С каждым вопросом она впрыгивала в глаза всем стоящим, не помня, как выбежала в халате. (Нусоседи потом говорили: «Ты так лупанула – только успевала новые ноги подставлять под старую задницу!»)
Таких вечных красавиц, как Ирина Владимировна, мы (соавторы) видели, включая ее, всего три раза. Это одна известная балетмейстер и одна профессор зарубежной литературы. В лицах всех трех дам была та же горечь, как сейчас у молодых комбинезонов, попирающих могилу Машки. Они словно ждали, что их красота весь мир к ногам положит, а вот жизнь постепенно уходит, не прощаясь, а красота, выходит, предатель и не спасла их даже от болезней…
При взгляде на ее вечную красоту комбинезоны прервали свою плодородную лексику и замерли. Свитки чертежей захотели убежать и порезвиться с ветром, а деревянный циркуль потерял свой треугольный боевой вид и прилег набок.
Это кто: Клара Лучко? А где же шляпа? Они толклись вокруг Ирины Владимировны с растерянным видом:
– Вы, женщина, мадам, сударыня, нимфа, идите прямо в мэрию. А нам приказали, мы… здесь пройдет новая газовая трасса вон к тому объекту!

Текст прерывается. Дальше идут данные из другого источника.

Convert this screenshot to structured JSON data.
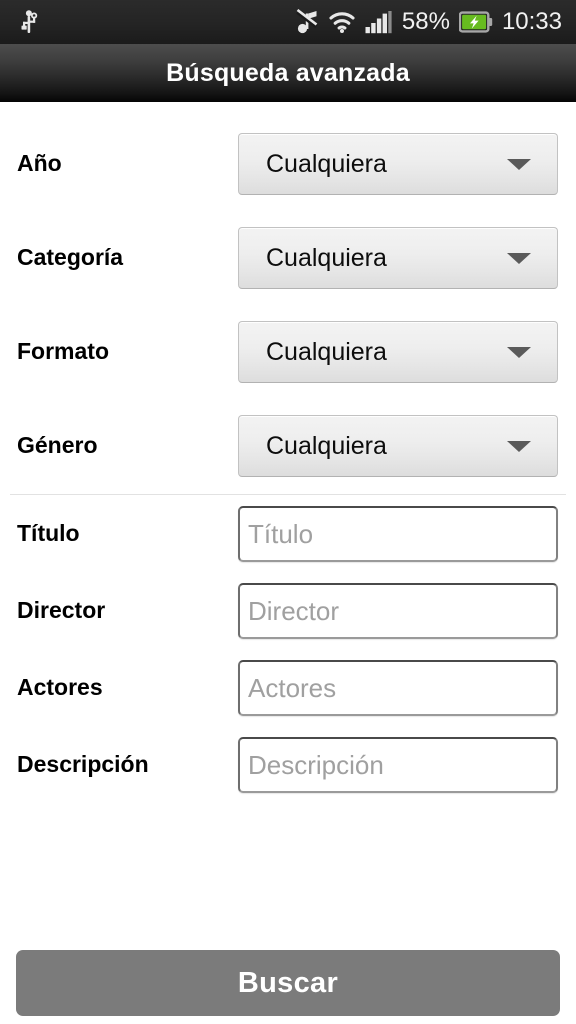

В прихожей Ирина Владимировна увидела кого-то с очень веселым лицом, вдруг вставленным в рамку вместе с малиновым платьем. Так это же я в зеркале! Она позвонила сыну: «Иду в мэрию отстаивать могилу Машки». – «Ты с ума сошла, я потом не наскребу тебе на лечение, это же чиновники, мама, тебе не стыдно… своей маниловщины?!» Муж в это время гостил у брата на Клязьме.
– Я ордена надену, понял! Ордена и медали…
Сын долго молчал, потом вздохнул и сказал:
– Тебя не переубедишь! Ну, с Богом!
Нусоседи удивились: «Зачем тебе этот революционный цвет платья?»
– А я ведь никогда не спрашиваю, почему вы такие серые! (В серых костюмах.)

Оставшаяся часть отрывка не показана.